Sin intercambio, no hay precios

Cuando decimos que una unidad de un bien, X, vale cinco veces más que una unidad de otro bien, Y, ¿qué queremos decir con eso? ¿Cómo lo sabemos? ¿Cómo sabemos que vale cinco veces más que trece veces o tres mil veces? La respuesta es: porque ésa es la proporción en la que la gente suele estar dispuesta a intercambiar X e Y entre sí. Si a unas personas les das X y a otras Y, y les dejas que intercambien entre sí, convergerán en esa relación de intercambio de 5:1. Pero para eso, necesitas intercambiar. Pero para eso se necesita el intercambio. Si nadie intercambia nunca X e Y, no tenemos ni idea de cuál es la proporción “correcta”.

Von Mises suponía que, incluso en una economía socialista, seguiría habiendo algo así como “precios de mercado” para los bienes de consumo. Ello se debe a que suponía que existirían amplios mercados secundarios informales. Supongamos que el Estado asume que X vale tres veces más que Y, y reparte raciones de X e Y sobre esa base.

Pero es una proporción errónea, porque los consumidores valoran X cinco veces más que Y, no tres. La gente empezaría entonces a comerciar entre sí, y la proporción 5:1 sería observable en el mercado secundario. El Estado podría reaccionar y corregir la asignación primaria.

Sencillamente, imposible

Que yo sepa, eso nunca ha ocurrido. Hubo amplios mercados negros bajo el socialismo, pero no tengo constancia de que los planificadores socialistas observaran los precios de mercado en esos mercados negros y respondieran a ellos. Pero fue la suposición optimista de von Mises que una economía socialista podría, de esta manera indirecta, todavía generar algo parecido a los precios de mercado para los bienes de consumo.

Pero lo que no podría haber son precios de mercado para los bienes utilizados en la producción: factores de producción y bienes de capital. No habría precios de mercado para los distintos tipos de maquinaria, los distintos tipos de edificios industriales, los distintos tipos de materias primas, los distintos tipos de productos semiacabados, etcétera.
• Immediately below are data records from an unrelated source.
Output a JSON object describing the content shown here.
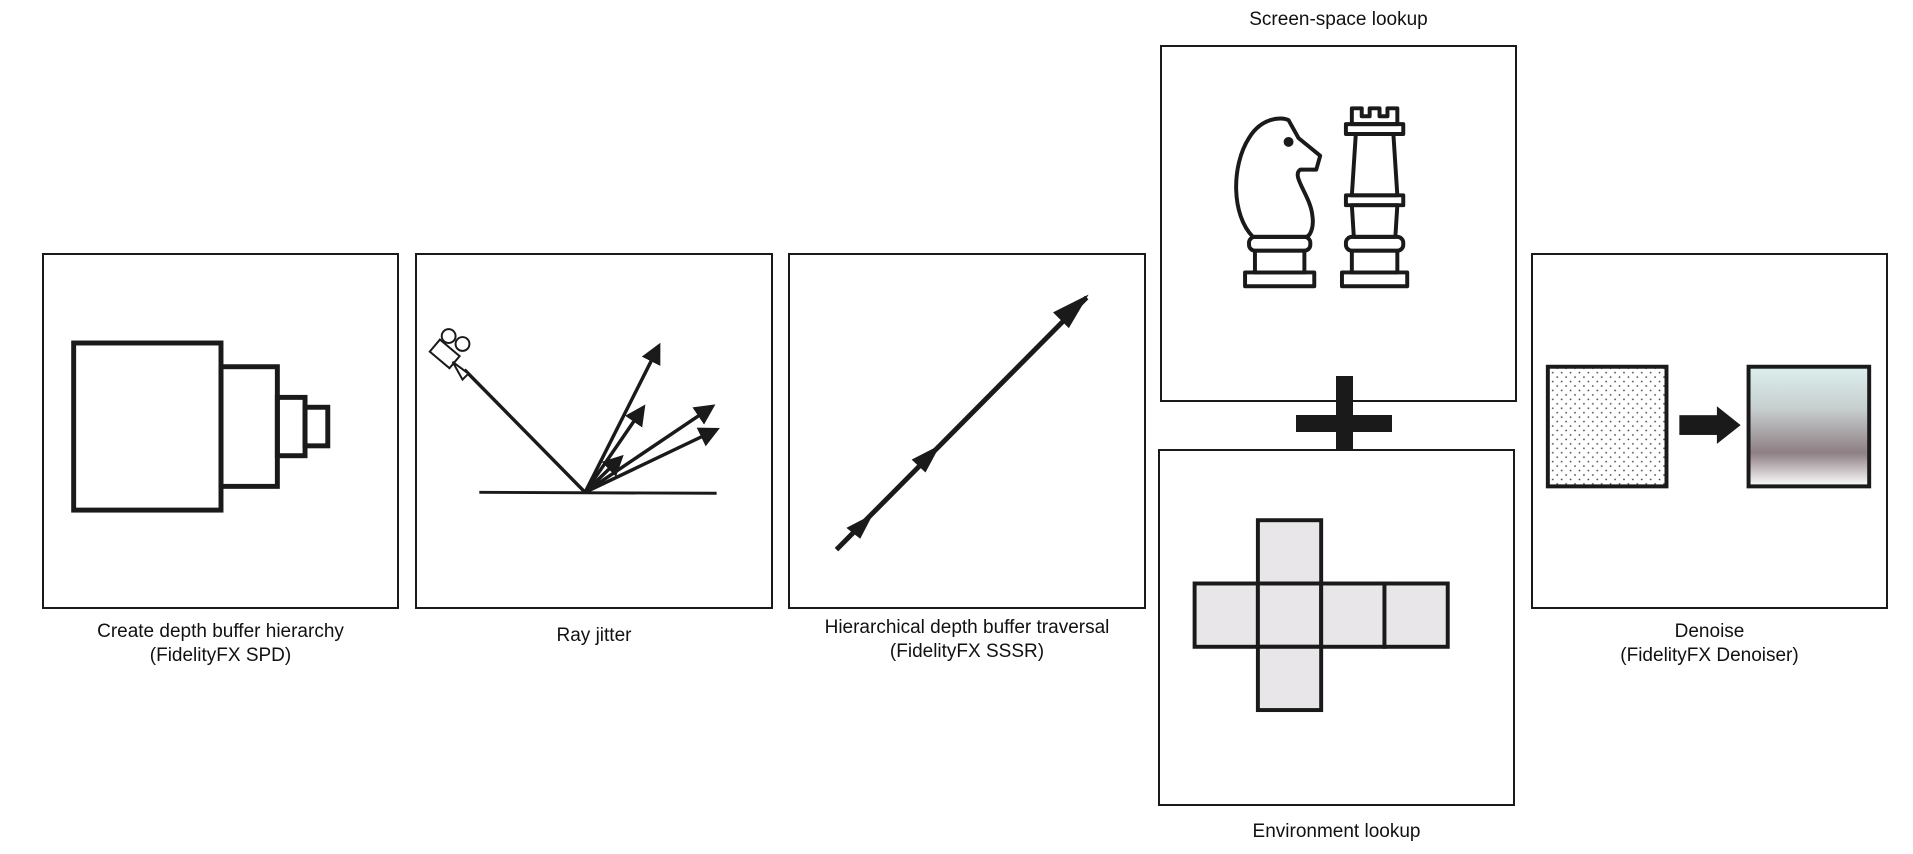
{
  "steps": [
    {
      "id": "spd",
      "line1": "Create depth buffer hierarchy",
      "line2": "(FidelityFX SPD)",
      "icon": "depth-pyramid-icon"
    },
    {
      "id": "jitter",
      "line1": "Ray jitter",
      "line2": "",
      "icon": "camera-reflection-rays-icon"
    },
    {
      "id": "traversal",
      "line1": "Hierarchical depth buffer traversal",
      "line2": "(FidelityFX SSSR)",
      "icon": "ray-march-arrow-icon"
    },
    {
      "id": "screen_space",
      "line1": "Screen-space lookup",
      "icon": "chess-pieces-icon"
    },
    {
      "id": "environment",
      "line1": "Environment lookup",
      "icon": "cube-map-icon"
    },
    {
      "id": "denoise",
      "line1": "Denoise",
      "line2": "(FidelityFX Denoiser)",
      "icon": "noise-to-smooth-icon"
    }
  ],
  "combine_icon": "plus-icon",
  "colors": {
    "stroke": "#1a1a1a",
    "cubemap_fill": "#e8e6e8",
    "denoise_top": "#dcefee",
    "denoise_mid": "#8e7f84",
    "denoise_bottom": "#ffffff"
  }
}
Si no tenemos precios de mercado para esos bienes, no podemos hacer cálculos económicos, en el sentido convencional. No podemos determinar si un método de producción es más eficaz que otro. Nos enfrentaríamos a miles de alternativas diferentes, pero no tendríamos ningún método racional para determinar cuáles son mejores y cuáles peores. La “planificación socialista” no sólo sería una mala idea. Sería literalmente imposible.

Nuevas reglas del juego

La afirmación de Von Mises sobre la imposibilidad del cálculo económico en el socialismo cambió las reglas del juego en varios sentidos.
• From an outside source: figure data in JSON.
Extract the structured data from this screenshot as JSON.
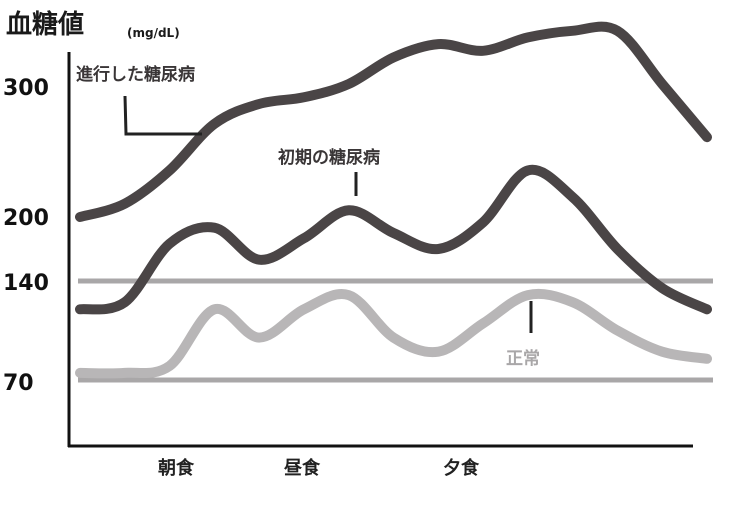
{
  "chart_data": {
    "type": "line",
    "title": "血糖値",
    "unit": "(mg/dL)",
    "y_ticks": [
      300,
      200,
      140,
      70
    ],
    "reference_lines": [
      140,
      70
    ],
    "meals": [
      "朝食",
      "昼食",
      "夕食"
    ],
    "series": [
      {
        "name": "進行した糖尿病",
        "color": "#4a4546",
        "points": [
          [
            0,
            200
          ],
          [
            1,
            210
          ],
          [
            2,
            235
          ],
          [
            3,
            270
          ],
          [
            4,
            285
          ],
          [
            5,
            290
          ],
          [
            6,
            300
          ],
          [
            7,
            320
          ],
          [
            8,
            330
          ],
          [
            9,
            325
          ],
          [
            10,
            335
          ],
          [
            11,
            340
          ],
          [
            12,
            340
          ],
          [
            13,
            300
          ],
          [
            14,
            260
          ]
        ]
      },
      {
        "name": "初期の糖尿病",
        "color": "#4a4546",
        "points": [
          [
            0,
            120
          ],
          [
            1,
            125
          ],
          [
            2,
            175
          ],
          [
            3,
            190
          ],
          [
            4,
            160
          ],
          [
            5,
            180
          ],
          [
            6,
            205
          ],
          [
            7,
            185
          ],
          [
            8,
            170
          ],
          [
            9,
            195
          ],
          [
            10,
            235
          ],
          [
            11,
            215
          ],
          [
            12,
            170
          ],
          [
            13,
            135
          ],
          [
            14,
            120
          ]
        ]
      },
      {
        "name": "正常",
        "color": "#b8b6b7",
        "points": [
          [
            0,
            75
          ],
          [
            1,
            75
          ],
          [
            2,
            80
          ],
          [
            3,
            120
          ],
          [
            4,
            100
          ],
          [
            5,
            120
          ],
          [
            6,
            130
          ],
          [
            7,
            100
          ],
          [
            8,
            90
          ],
          [
            9,
            110
          ],
          [
            10,
            130
          ],
          [
            11,
            125
          ],
          [
            12,
            105
          ],
          [
            13,
            90
          ],
          [
            14,
            85
          ]
        ]
      }
    ]
  }
}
En primer lugar, fue una inversión completa de lo que era una opinión muy extendida en la época: que el capitalismo era caótico (Marx y Engels habían hablado de “anarquía en la producción”), mientras que una economía socialista estaría racionalmente planificada. Au contraire, decía von Mises. Una economía capitalista puede parecer “caótica”, porque nadie la dirige en su conjunto. Pero es el único tipo de economía que nos permite comparar racionalmente los costes y los beneficios de diferentes cursos de acción. Es precisamente la economía “planificada” la que es caótica, porque hace imposible una auténtica planificación:

Tenemos el espectáculo de un orden económico socialista flotando en el océano de combinaciones económicas posibles y concebibles sin la brújula del cálculo económico. Así, en la mancomunidad socialista, cada cambio económico se convierte en una empresa cuyo éxito no puede evaluarse de antemano ni determinarse más tarde retrospectivamente. Sólo hay tanteos en la oscuridad. El socialismo es la abolición de la economía racional.
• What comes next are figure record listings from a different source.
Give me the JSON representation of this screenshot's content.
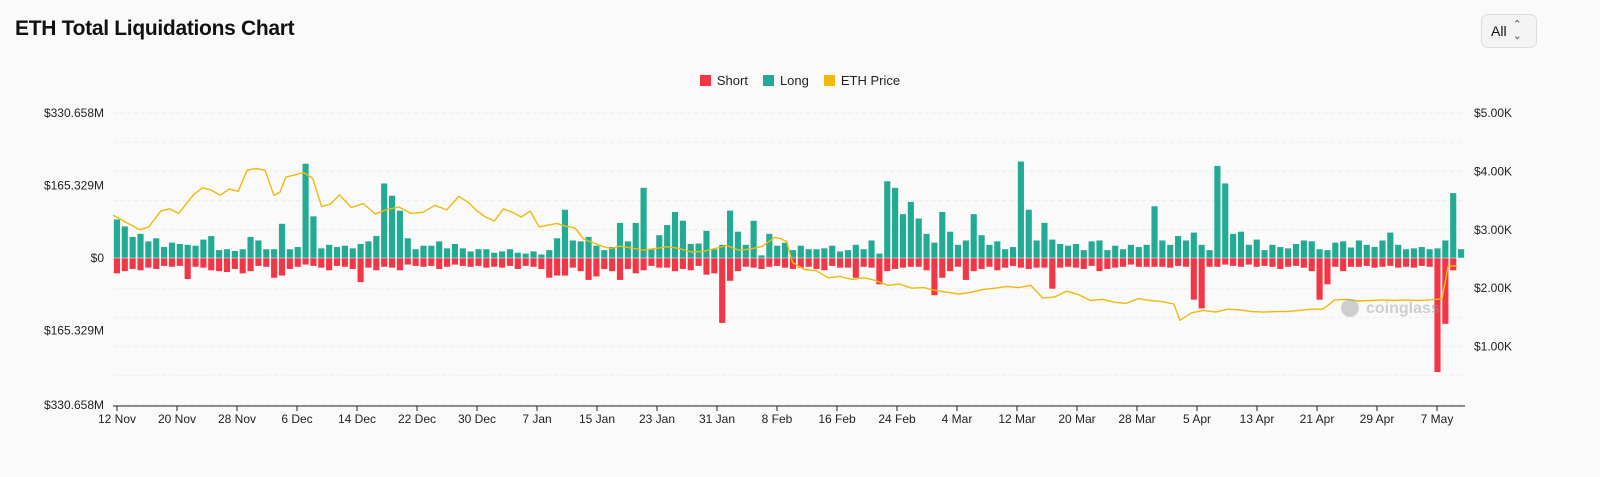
{
  "page": {
    "title": "ETH Total Liquidations Chart"
  },
  "range_select": {
    "value": "All"
  },
  "colors": {
    "short": "#f23645",
    "long": "#22ab94",
    "price": "#f0b90b",
    "background": "#fafafa"
  },
  "icons": {
    "range_select": "chevron-up-down-icon"
  },
  "watermark": "coinglass",
  "chart_data": {
    "type": "bar",
    "title": "ETH Total Liquidations Chart",
    "legend": [
      "Short",
      "Long",
      "ETH Price"
    ],
    "legend_position": "top-center",
    "grid": true,
    "y_left": {
      "ticks": [
        "$330.658M",
        "$165.329M",
        "$0",
        "$165.329M",
        "$330.658M"
      ],
      "range_millions": [
        -330.658,
        330.658
      ]
    },
    "y_right": {
      "ticks": [
        "$5.00K",
        "$4.00K",
        "$3.00K",
        "$2.00K",
        "$1.00K"
      ],
      "range": [
        0,
        5000
      ]
    },
    "x_ticks": [
      "12 Nov",
      "20 Nov",
      "28 Nov",
      "6 Dec",
      "14 Dec",
      "22 Dec",
      "30 Dec",
      "7 Jan",
      "15 Jan",
      "23 Jan",
      "31 Jan",
      "8 Feb",
      "16 Feb",
      "24 Feb",
      "4 Mar",
      "12 Mar",
      "20 Mar",
      "28 Mar",
      "5 Apr",
      "13 Apr",
      "21 Apr",
      "29 Apr",
      "7 May"
    ],
    "series": [
      {
        "name": "Long",
        "unit": "USD millions",
        "values": [
          88,
          72,
          48,
          55,
          38,
          45,
          25,
          35,
          32,
          30,
          28,
          42,
          50,
          18,
          20,
          16,
          20,
          48,
          40,
          20,
          20,
          78,
          20,
          25,
          215,
          95,
          22,
          30,
          25,
          28,
          22,
          32,
          38,
          50,
          170,
          142,
          108,
          45,
          20,
          28,
          28,
          38,
          22,
          32,
          22,
          15,
          20,
          20,
          12,
          15,
          20,
          12,
          10,
          15,
          8,
          18,
          45,
          110,
          40,
          38,
          48,
          28,
          18,
          25,
          80,
          38,
          80,
          160,
          20,
          52,
          75,
          105,
          85,
          32,
          33,
          62,
          20,
          30,
          108,
          60,
          30,
          85,
          6,
          55,
          28,
          35,
          18,
          28,
          20,
          20,
          22,
          28,
          15,
          18,
          30,
          20,
          40,
          10,
          175,
          160,
          100,
          128,
          90,
          55,
          35,
          105,
          60,
          30,
          40,
          100,
          52,
          30,
          38,
          20,
          25,
          220,
          110,
          40,
          80,
          42,
          32,
          28,
          32,
          18,
          38,
          40,
          18,
          28,
          20,
          30,
          25,
          30,
          118,
          40,
          30,
          50,
          40,
          58,
          30,
          18,
          210,
          170,
          55,
          60,
          30,
          42,
          18,
          30,
          25,
          22,
          32,
          40,
          38,
          20,
          18,
          35,
          38,
          24,
          40,
          30,
          25,
          40,
          58,
          30,
          20,
          22,
          25,
          20,
          22,
          40,
          148,
          20
        ]
      },
      {
        "name": "Short",
        "unit": "USD millions",
        "values": [
          35,
          30,
          25,
          28,
          22,
          25,
          18,
          20,
          18,
          48,
          20,
          22,
          28,
          30,
          32,
          25,
          35,
          30,
          18,
          20,
          45,
          40,
          25,
          20,
          15,
          18,
          22,
          28,
          18,
          20,
          25,
          55,
          22,
          28,
          20,
          22,
          28,
          15,
          18,
          20,
          18,
          25,
          20,
          15,
          18,
          20,
          18,
          22,
          20,
          22,
          18,
          25,
          18,
          20,
          25,
          45,
          40,
          40,
          22,
          30,
          50,
          42,
          25,
          30,
          50,
          25,
          35,
          28,
          18,
          22,
          22,
          30,
          25,
          28,
          18,
          38,
          35,
          148,
          52,
          30,
          20,
          22,
          25,
          20,
          18,
          22,
          25,
          22,
          20,
          25,
          28,
          18,
          22,
          22,
          45,
          20,
          22,
          60,
          30,
          25,
          22,
          20,
          20,
          28,
          85,
          45,
          30,
          20,
          50,
          30,
          25,
          20,
          28,
          22,
          18,
          22,
          25,
          22,
          22,
          70,
          22,
          20,
          22,
          25,
          18,
          30,
          25,
          22,
          20,
          15,
          20,
          20,
          20,
          20,
          22,
          18,
          20,
          95,
          115,
          20,
          20,
          15,
          18,
          20,
          15,
          20,
          18,
          20,
          25,
          20,
          18,
          22,
          30,
          95,
          60,
          20,
          30,
          20,
          20,
          18,
          22,
          20,
          18,
          22,
          20,
          22,
          18,
          20,
          260,
          150,
          28
        ]
      },
      {
        "name": "ETH Price",
        "unit": "USD",
        "points": [
          [
            0,
            3250
          ],
          [
            4,
            3140
          ],
          [
            9,
            3000
          ],
          [
            12,
            3050
          ],
          [
            16,
            3320
          ],
          [
            19,
            3360
          ],
          [
            22,
            3280
          ],
          [
            27,
            3600
          ],
          [
            30,
            3720
          ],
          [
            33,
            3680
          ],
          [
            36,
            3590
          ],
          [
            39,
            3700
          ],
          [
            42,
            3660
          ],
          [
            45,
            4020
          ],
          [
            48,
            4050
          ],
          [
            51,
            4020
          ],
          [
            54,
            3590
          ],
          [
            56,
            3640
          ],
          [
            58,
            3900
          ],
          [
            61,
            3940
          ],
          [
            64,
            3980
          ],
          [
            67,
            3880
          ],
          [
            70,
            3400
          ],
          [
            73,
            3440
          ],
          [
            76,
            3600
          ],
          [
            80,
            3380
          ],
          [
            84,
            3450
          ],
          [
            88,
            3270
          ],
          [
            92,
            3350
          ],
          [
            96,
            3390
          ],
          [
            100,
            3280
          ],
          [
            104,
            3300
          ],
          [
            108,
            3420
          ],
          [
            112,
            3340
          ],
          [
            116,
            3570
          ],
          [
            119,
            3480
          ],
          [
            122,
            3330
          ],
          [
            125,
            3220
          ],
          [
            128,
            3150
          ],
          [
            131,
            3360
          ],
          [
            134,
            3300
          ],
          [
            137,
            3220
          ],
          [
            140,
            3320
          ],
          [
            143,
            3050
          ],
          [
            146,
            3080
          ],
          [
            149,
            3110
          ],
          [
            152,
            3060
          ],
          [
            155,
            3030
          ],
          [
            158,
            2840
          ],
          [
            161,
            2780
          ],
          [
            164,
            2720
          ],
          [
            167,
            2680
          ],
          [
            170,
            2720
          ],
          [
            174,
            2690
          ],
          [
            178,
            2650
          ],
          [
            182,
            2680
          ],
          [
            186,
            2710
          ],
          [
            190,
            2680
          ],
          [
            194,
            2620
          ],
          [
            198,
            2630
          ],
          [
            202,
            2680
          ],
          [
            206,
            2730
          ],
          [
            210,
            2650
          ],
          [
            214,
            2670
          ],
          [
            218,
            2720
          ],
          [
            222,
            2870
          ],
          [
            224,
            2850
          ],
          [
            226,
            2800
          ],
          [
            228,
            2440
          ],
          [
            232,
            2320
          ],
          [
            236,
            2300
          ],
          [
            240,
            2180
          ],
          [
            244,
            2200
          ],
          [
            248,
            2150
          ],
          [
            252,
            2180
          ],
          [
            256,
            2130
          ],
          [
            260,
            2050
          ],
          [
            264,
            2070
          ],
          [
            268,
            2000
          ],
          [
            272,
            2010
          ],
          [
            276,
            1960
          ],
          [
            280,
            1930
          ],
          [
            284,
            1900
          ],
          [
            288,
            1930
          ],
          [
            292,
            1980
          ],
          [
            296,
            2000
          ],
          [
            300,
            2030
          ],
          [
            304,
            2010
          ],
          [
            308,
            2050
          ],
          [
            312,
            1830
          ],
          [
            316,
            1850
          ],
          [
            320,
            1950
          ],
          [
            324,
            1890
          ],
          [
            328,
            1790
          ],
          [
            332,
            1810
          ],
          [
            336,
            1760
          ],
          [
            340,
            1740
          ],
          [
            344,
            1820
          ],
          [
            348,
            1790
          ],
          [
            352,
            1770
          ],
          [
            356,
            1730
          ],
          [
            358,
            1450
          ],
          [
            362,
            1580
          ],
          [
            366,
            1620
          ],
          [
            370,
            1590
          ],
          [
            374,
            1640
          ],
          [
            378,
            1630
          ],
          [
            382,
            1600
          ],
          [
            386,
            1590
          ],
          [
            390,
            1600
          ],
          [
            394,
            1600
          ],
          [
            398,
            1620
          ],
          [
            402,
            1640
          ],
          [
            406,
            1640
          ],
          [
            410,
            1800
          ],
          [
            414,
            1810
          ],
          [
            418,
            1780
          ],
          [
            422,
            1790
          ],
          [
            426,
            1800
          ],
          [
            430,
            1790
          ],
          [
            434,
            1800
          ],
          [
            438,
            1790
          ],
          [
            442,
            1800
          ],
          [
            446,
            1820
          ],
          [
            448,
            2380
          ],
          [
            451,
            2380
          ]
        ]
      }
    ]
  }
}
Ludwig von Mises. Economic calculation in a socialist economy.

Una estatua para Ludwig von Mises

En segundo lugar, obligó a los economistas socialistas a reflexionar más detenidamente sobre cómo debía ser, en la práctica, la “planificación económica”. Algunos socialistas trataron de rebatir los argumentos de von Mises – eso es lo que convirtió el Debate sobre el Cálculo Socialista en un debate. Oskar Lange, un economista que más tarde se convertiría en una figura importante de la República Popular Polaca, escribió en 1936, casi con toda seguridad ligeramente irónico:

Los socialistas tienen ciertamente buenas razones para estar agradecidos al profesor Mises, el gran advocatus diabol de su causa. Porque fue su poderoso desafío el que obligó a los socialistas a reconocer la importancia de un sistema adecuado de contabilidad económica para guiar la asignación de recursos en una economía socialista. […]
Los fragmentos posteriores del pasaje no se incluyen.